Le compositeur de MAIGRET a dirigé avec panache le mardi 19 février 2008 à la Salle Pleyel son premier Opéra ELEPHANT MAN, inspiré de la vie Joseph Carey MERRICK, sur un livret d'Eric NONN.
 
ELEPHANT MAN avait été enregistré pour le disque (Edité chez Naxos) à Monte Carlo en 1999. La création sur scène s'est déroulée à Prague en 2002. Puis, l'ouvrage a été repris la même année à Nice et en 2006 à Minneapolis. En ce mardi de février, ce fut donc la création parisienne en version de concert inédite.
 
Laurent PETITGIRARD a superbement dirigé les quelques 100 musiciens et autant de choristes de l'Orchestre Colonne dont il est également le Directeur Musical.
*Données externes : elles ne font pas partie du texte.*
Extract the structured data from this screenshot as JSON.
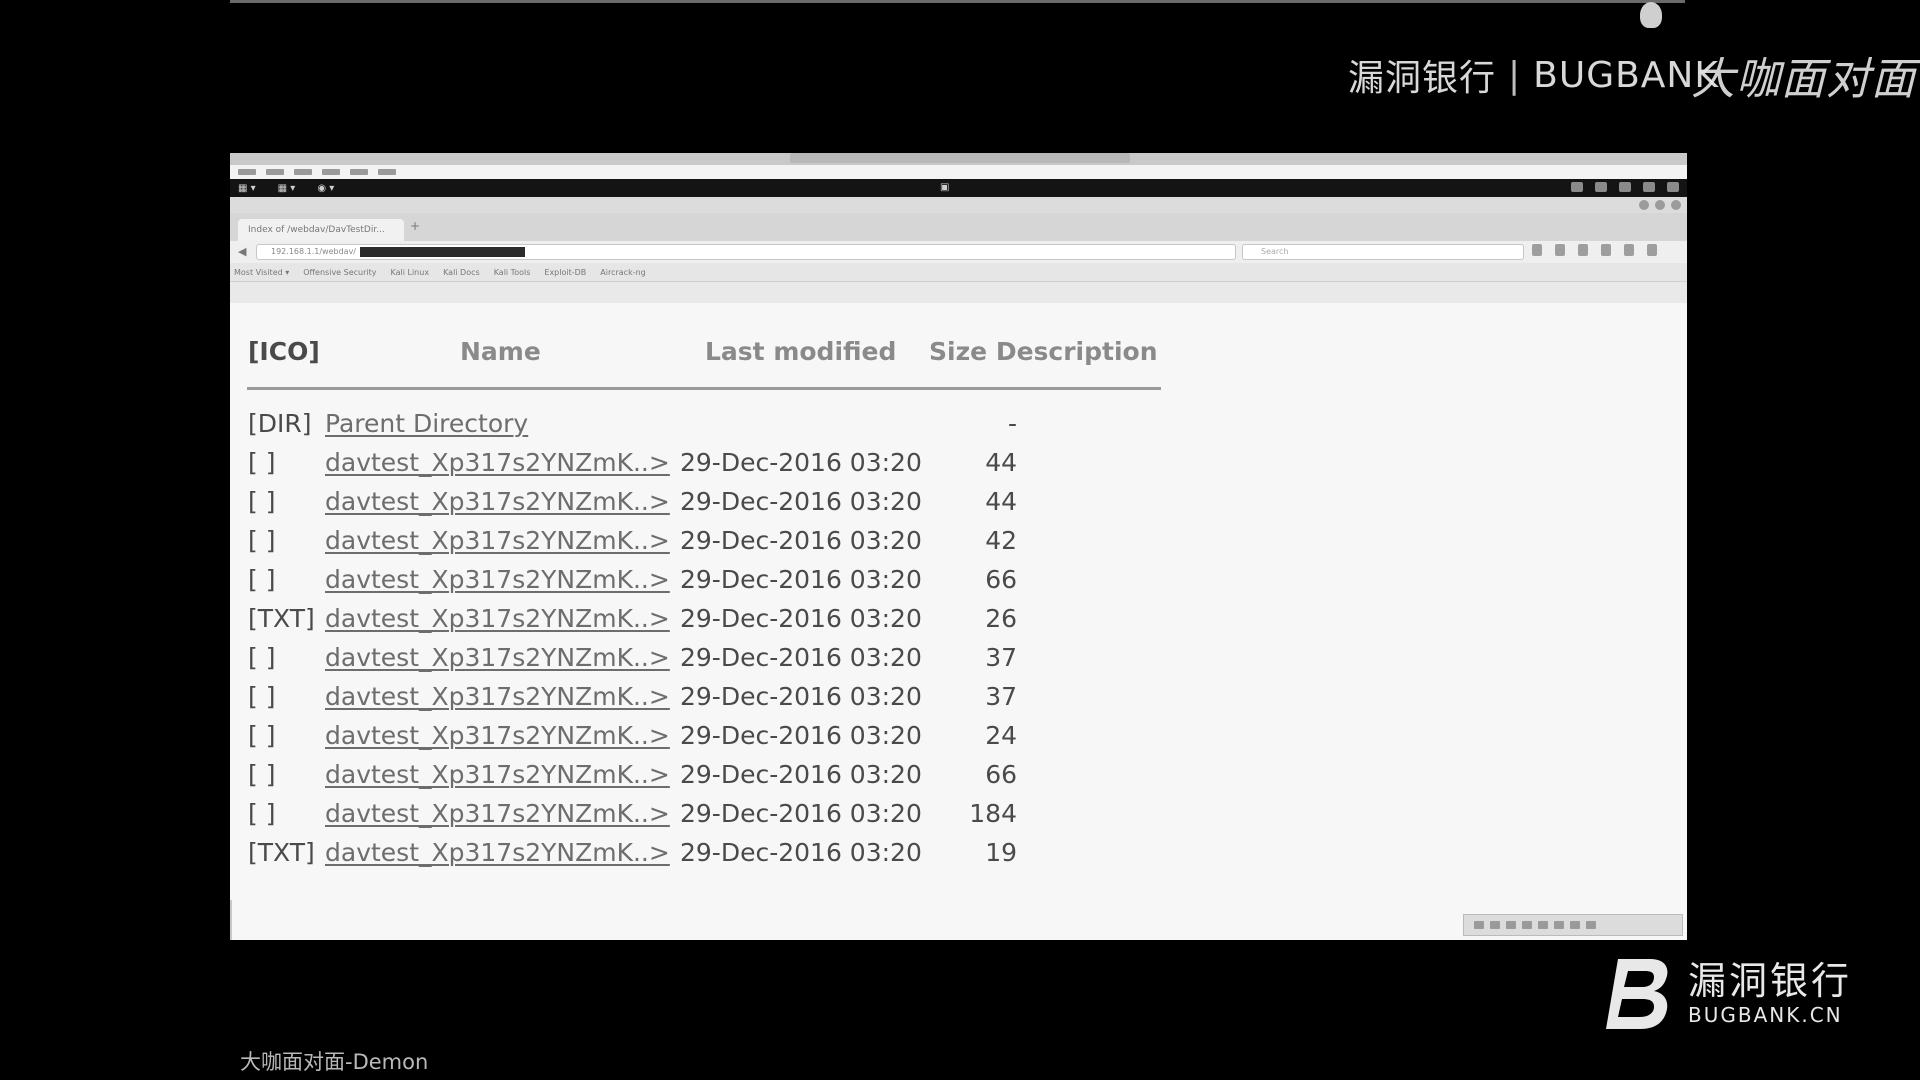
{
  "watermark_top": {
    "brand_cn": "漏洞银行",
    "separator": "|",
    "brand_en": "BUGBANK",
    "overlay_script": "大咖面对面"
  },
  "browser": {
    "tab_label": "Index of /webdav/DavTestDir...",
    "url_label": "192.168.1.1/webdav/",
    "search_placeholder": "Search",
    "bookmarks": [
      "Most Visited ▾",
      "Offensive Security",
      "Kali Linux",
      "Kali Docs",
      "Kali Tools",
      "Exploit-DB",
      "Aircrack-ng"
    ]
  },
  "listing": {
    "headers": {
      "icon": "[ICO]",
      "name": "Name",
      "modified": "Last modified",
      "size": "Size",
      "description": "Description"
    },
    "parent": {
      "icon": "[DIR]",
      "name": "Parent Directory",
      "size": "-"
    },
    "rows": [
      {
        "icon": "[ ]",
        "name": "davtest_Xp317s2YNZmK..>",
        "modified": "29-Dec-2016 03:20",
        "size": "44"
      },
      {
        "icon": "[ ]",
        "name": "davtest_Xp317s2YNZmK..>",
        "modified": "29-Dec-2016 03:20",
        "size": "44"
      },
      {
        "icon": "[ ]",
        "name": "davtest_Xp317s2YNZmK..>",
        "modified": "29-Dec-2016 03:20",
        "size": "42"
      },
      {
        "icon": "[ ]",
        "name": "davtest_Xp317s2YNZmK..>",
        "modified": "29-Dec-2016 03:20",
        "size": "66"
      },
      {
        "icon": "[TXT]",
        "name": "davtest_Xp317s2YNZmK..>",
        "modified": "29-Dec-2016 03:20",
        "size": "26"
      },
      {
        "icon": "[ ]",
        "name": "davtest_Xp317s2YNZmK..>",
        "modified": "29-Dec-2016 03:20",
        "size": "37"
      },
      {
        "icon": "[ ]",
        "name": "davtest_Xp317s2YNZmK..>",
        "modified": "29-Dec-2016 03:20",
        "size": "37"
      },
      {
        "icon": "[ ]",
        "name": "davtest_Xp317s2YNZmK..>",
        "modified": "29-Dec-2016 03:20",
        "size": "24"
      },
      {
        "icon": "[ ]",
        "name": "davtest_Xp317s2YNZmK..>",
        "modified": "29-Dec-2016 03:20",
        "size": "66"
      },
      {
        "icon": "[ ]",
        "name": "davtest_Xp317s2YNZmK..>",
        "modified": "29-Dec-2016 03:20",
        "size": "184"
      },
      {
        "icon": "[TXT]",
        "name": "davtest_Xp317s2YNZmK..>",
        "modified": "29-Dec-2016 03:20",
        "size": "19"
      }
    ]
  },
  "logo": {
    "cn": "漏洞银行",
    "en": "BUGBANK.CN"
  },
  "credit": "大咖面对面-Demon"
}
La distribution était magnifique avec, dans le rôle titre, l'étonnant et brillant contre-ténor David WALKER, qui avait déjà chanté à Minneapolis. On a entendu également Nicolas RIVENQ qui a repris le rôle du Docteur TREVES, qu'il avait créé sur disque et sur scène; Philippe DO dans celui de T NORMAN, le Sowman accompagné de son assistant Jimmy interprété par le jeune Louis-Alexander DESIRE (Une révélation !). On notera également les performances de Marie DEVELLEREAU dans le rôle de Mary l'infirmière et de Marion BAGLAN dans celui de la Colorature.
 
En attendant la publication prochaine de plusieurs entretiens, voici quelques photos exclusives de la générale du spectacle !

Laurent PETITGIRARD

Philippe DO
Entretien avec le ténor Philippe DO – Tom NORMAN, le Showman

Aviez-vous déjà chanté ce rôle ?
Philippe DO) Je l’avais déjà chanté lors de la création scénique à Prague de février à mai 2002, dans une mise en scène de Daniel MESGUICH.

Comment définissez-vous votre personnage ?
PD) II s’agit d’un rôle très exigeant, très aigu, très tendu. Tom NORMAN représente un bateleur de foule, ce qui demande un côté très flamboyant, se traduisant par de la désinvolture, presque un jeu de séduction. II harangue la foule pour que les gens paient pour voir des phénomènes de foires, en l’occurrence des être humains "Monstrueux ". Et les gens ne venaient que si la harangue du Showman les intéressait. II faut préciser que ce Showman, comme Joseph MERRICK, constitue un personnage historique. II s’agit aussi d’un personnage détestable car il gagne de l’argent sur des être humains "Monstrueux ". Mais il y a cette fascination, cette répulsion qu’il fallait aussi ressentir dans le chant. Ce qui justifie cette écriture quelques fois étrange, qui alterne les moments de grands sentimentalisme et de violence.

Comment situez-vous cet opéra de Laurent PETITGIRARD par rapport à d’autres ouvrages que vous avez pu chanter ?
PD) II s’agit d’une œuvre très différente de celles que je chante d’habitude : Moi, je chante beaucoup plus dans un répertoire traditionnel romantique italien du 19ème siècle : Guiseppe VERDI, Giacomo PUCCINI et Gaetano DONIZETTI, Jules MASSENET. Evidemment, l’écriture de Laurent PETITGIRARD apparaît beaucoup plus contemporaine. Mais elle n’est pas, comme certaines partitions, anti-vocale. C’est à dire que le chanteur n’a pas de gros problème pour placer sa voix. Moi, je crois qu’il suffit de trouver la clé du personnage, de se mettre dans l’énergie de sa démesure, pour arriver à chanter cette musique.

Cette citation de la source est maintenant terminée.